Properties Can Differ Significantly in Injection Molded Parts
Table 1 compares a supplier’s Resin Certification data based on ASTM tensile bar testing and properties of tensile bars cut from an injection molded plaque. The plaque was of the same thickness and molded from the same lot of material as the ASTM test specimens.
As Figure 2 shows, the tensile bars taken from the plaque were laid out in three orientations to the injection molding melt flow direction, to approximate the plastic’s performance more closely throughout a molded part’s dimensions:
- In the direction of material’s melt flow.
- Oriented at 45° to the direction of melt flow.
- Perpendicular (⊥) to melt flow.
Test results demonstrating differences in properties between these test bars from the molded plaque and the plastic’s data sheet values are shown in Table 1.
These differences in properties demonstrate the effects of more “real world” conditions on a medical grade thermoplastic’s performance in an actual part.
It should be noted that this analysis is based on a fiber-reinforced polymer. Some unreinforced plastic parts can achieve textbook property values throughout their entire configuration. An injection molder with experience in high performance medical plastics and the right processing equipment and quality management system can help. But that is not true of parts molded from fiber reinforced plastics. The reinforcing strength from fibers is oriented predominantly in the direction of flow. When tested, this orientation yields the most favorable data sheet values for strength, flexural modulus or stiffness, and certain other properties such as coefficient of thermal expansion (CTE).

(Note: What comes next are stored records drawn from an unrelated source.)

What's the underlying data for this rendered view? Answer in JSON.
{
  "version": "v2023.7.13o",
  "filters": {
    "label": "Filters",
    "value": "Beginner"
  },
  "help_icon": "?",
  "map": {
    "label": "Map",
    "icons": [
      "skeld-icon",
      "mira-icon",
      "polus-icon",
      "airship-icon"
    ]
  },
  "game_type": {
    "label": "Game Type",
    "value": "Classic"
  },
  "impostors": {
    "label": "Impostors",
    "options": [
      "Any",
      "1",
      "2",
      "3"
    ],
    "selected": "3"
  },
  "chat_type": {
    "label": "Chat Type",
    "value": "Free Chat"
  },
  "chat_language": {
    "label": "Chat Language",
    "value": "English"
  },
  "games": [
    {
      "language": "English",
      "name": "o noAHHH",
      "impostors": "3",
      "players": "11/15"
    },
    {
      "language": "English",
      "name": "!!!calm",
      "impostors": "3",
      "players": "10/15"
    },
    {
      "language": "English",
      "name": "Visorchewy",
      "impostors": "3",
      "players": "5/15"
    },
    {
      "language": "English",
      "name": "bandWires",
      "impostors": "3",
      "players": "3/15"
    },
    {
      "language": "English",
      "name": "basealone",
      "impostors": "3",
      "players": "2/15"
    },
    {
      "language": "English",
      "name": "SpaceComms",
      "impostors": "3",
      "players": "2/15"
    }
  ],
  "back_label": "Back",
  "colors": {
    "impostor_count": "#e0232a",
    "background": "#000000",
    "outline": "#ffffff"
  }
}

Using Data Sheets as a Tool for Initial Comparisons
This analysis is not intended to de-value resin suppliers’ published data sheets. It is presented to rectify a common misunderstanding that data sheet values are isotropic and can be expected in molded parts made from a given material. Generating properties data on tensile bars under standardized laboratory conditions is an accepted industry norm. The data sheets provide a useful starting point for evaluating materials and for comparing different suppliers’ versions of the same polymer.
To ensure a level playing field for these basic data comparisons, it is important that the properties are compared based on the same laboratory test conditions. In many cases, suppliers publish data based on more than one set of test conditions such as different levels of temperature and pressure, which will yield different property values.
Testing Finished Parts is Essential to Validate Performance
The bottom line is that factors such as injection molding conditions, additives, fiber orientation, part design, mold design, and process design and control along with the multi-directional stresses that a device must withstand, all affect the real-world performance of the specified material. While data sheets are a good baseline, the effect of these variables on properties reinforces the need to test components under actual operating conditions to fully validate their performance.